We won’t get into the Pasadena Mudslide, but do look it up if you have a strong stomach. And, OK, the “Walla Walla Sledgehammer,” which was first heard on E’s “The Soup,” doesn’t really mean anything yet, at least not according to Urban Dictionary. But there is a “Sledgehammer,” and there is a “Tennessee Sledgehammer” (when one hits someone as hard as they possibly can: “I'm about to have to give that dude the old Tennessee Sledgehammer”).
As for the “TCB,” Trey Parker and Matt Stone of South Park fame just made that up for one episode, and “the people” have pretty much adopted Parker and Stone’s definition (516 to 36), which is briefly described as a bowl of chili sauce in close proximity to a telephone receiver and an anus.
But it seems there has always been a “Pittsburgh Dump Truck” and a “Boston Pancake” — very messy and stinky things to some people (a few too many, let’s hope).
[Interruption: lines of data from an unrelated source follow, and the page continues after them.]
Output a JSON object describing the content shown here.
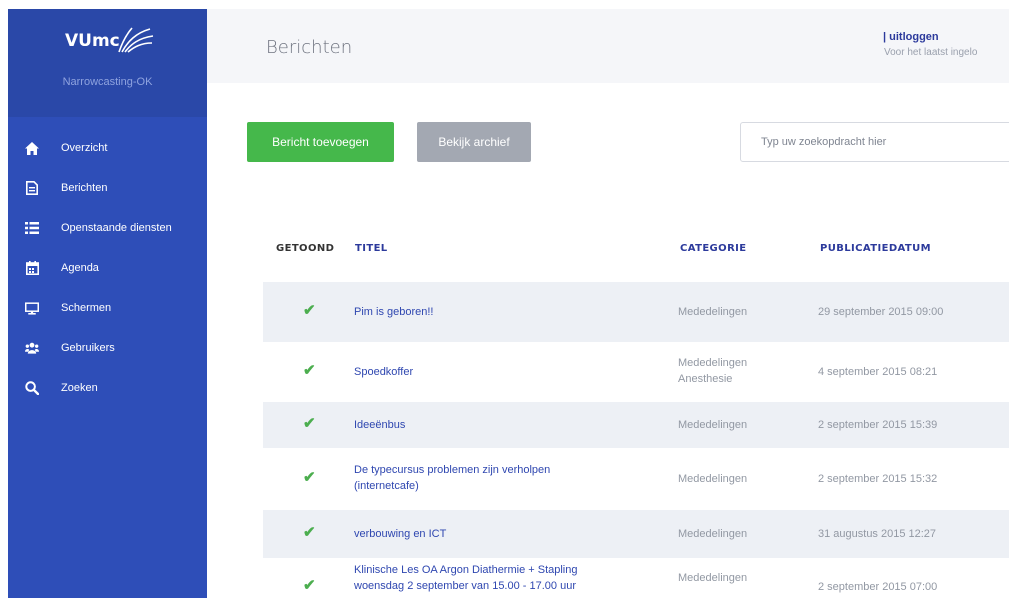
{
  "brand": {
    "logo_text": "VUmc",
    "subtitle": "Narrowcasting-OK"
  },
  "sidebar": {
    "items": [
      {
        "label": "Overzicht",
        "icon": "home-icon"
      },
      {
        "label": "Berichten",
        "icon": "document-icon"
      },
      {
        "label": "Openstaande diensten",
        "icon": "list-icon"
      },
      {
        "label": "Agenda",
        "icon": "calendar-icon"
      },
      {
        "label": "Schermen",
        "icon": "monitor-icon"
      },
      {
        "label": "Gebruikers",
        "icon": "users-icon"
      },
      {
        "label": "Zoeken",
        "icon": "search-icon"
      }
    ]
  },
  "header": {
    "title": "Berichten",
    "logout_label": "| uitloggen",
    "last_login_text": "Voor het laatst ingelo"
  },
  "toolbar": {
    "add_label": "Bericht toevoegen",
    "archive_label": "Bekijk archief",
    "search_placeholder": "Typ uw zoekopdracht hier"
  },
  "table": {
    "columns": {
      "shown": "GETOOND",
      "title": "TITEL",
      "category": "CATEGORIE",
      "date": "PUBLICATIEDATUM"
    },
    "rows": [
      {
        "shown": "✔",
        "title_lines": [
          "Pim is geboren!!"
        ],
        "category_lines": [
          "Mededelingen"
        ],
        "date": "29 september 2015 09:00"
      },
      {
        "shown": "✔",
        "title_lines": [
          "Spoedkoffer"
        ],
        "category_lines": [
          "Mededelingen",
          "Anesthesie"
        ],
        "date": "4 september 2015 08:21"
      },
      {
        "shown": "✔",
        "title_lines": [
          "Ideeënbus"
        ],
        "category_lines": [
          "Mededelingen"
        ],
        "date": "2 september 2015 15:39"
      },
      {
        "shown": "✔",
        "title_lines": [
          "De typecursus problemen zijn verholpen",
          "(internetcafe)"
        ],
        "category_lines": [
          "Mededelingen"
        ],
        "date": "2 september 2015 15:32"
      },
      {
        "shown": "✔",
        "title_lines": [
          "verbouwing en ICT"
        ],
        "category_lines": [
          "Mededelingen"
        ],
        "date": "31 augustus 2015 12:27"
      },
      {
        "shown": "✔",
        "title_lines": [
          "Klinische Les OA Argon Diathermie + Stapling",
          "woensdag 2 september van 15.00 - 17.00 uur"
        ],
        "category_lines": [
          "Mededelingen"
        ],
        "date": "2 september 2015 07:00"
      }
    ]
  },
  "colors": {
    "sidebar": "#2e4eb8",
    "accent_green": "#45b84b",
    "link_blue": "#2f47b0"
  }
}
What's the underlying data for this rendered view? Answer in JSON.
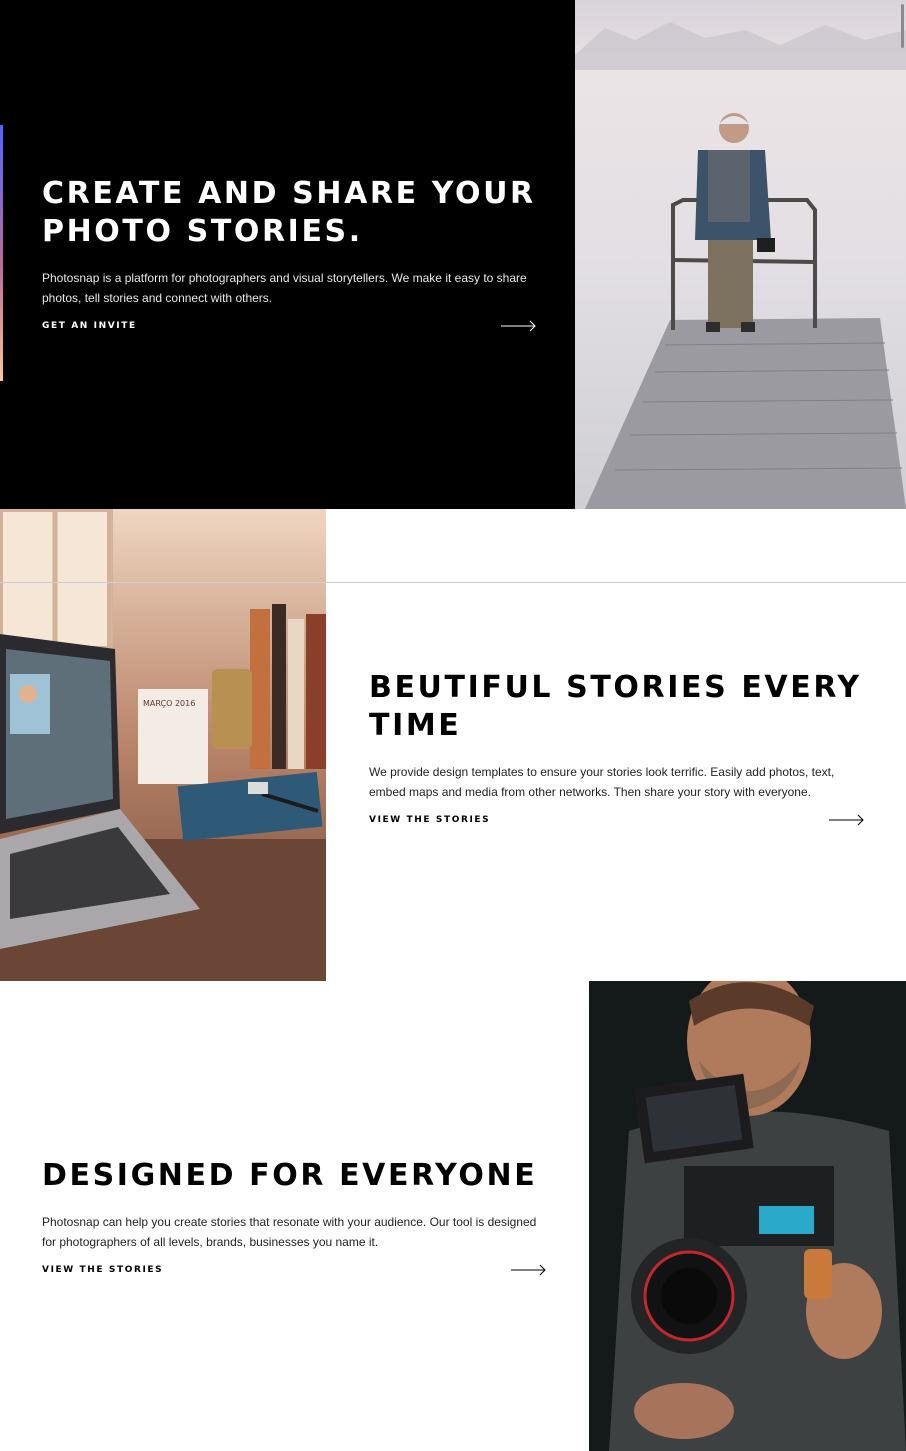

What is it that drives us to define everyday realities in such wildly clever but hugely offensive terms? Or for that matter, given America’s colorful and ever-evolving vernacular, are these culturally informed linguistic gymnastics really all that unusual for a country that constantly reinvents its own language, mainly because its citizens have spoken a mixture of too many tongues over the past three centuries to count accurately?
WFK (or who fucking knows)? But it sure is funny.
The last word
Unlike other online dictionary authors, Peckham is defined by his own readers in his own dictionary. And, judging by the following unedited stream of definitions, he is much beloved:
1. WOW, i cant believe that no one has ever defined Aaron Peckham. He’s the dude that created this website. Aaron Peckham was a computer science student in 1999 when he launched a Web site to compare urban slang used by university students in different parts of California. Dude, Aaron Peckham is the man!
2. The Godfather of Urban Dictionary If I knew Aaron Peckham, I’d most likely tap, regardless of sex, race or ethnicity.
3. The legend who created Urban Dictionary back in ’01. Aaron Peckham is the fucking man.
With a an adoring audience like that, can Peckham’s next book on American slang be that far off?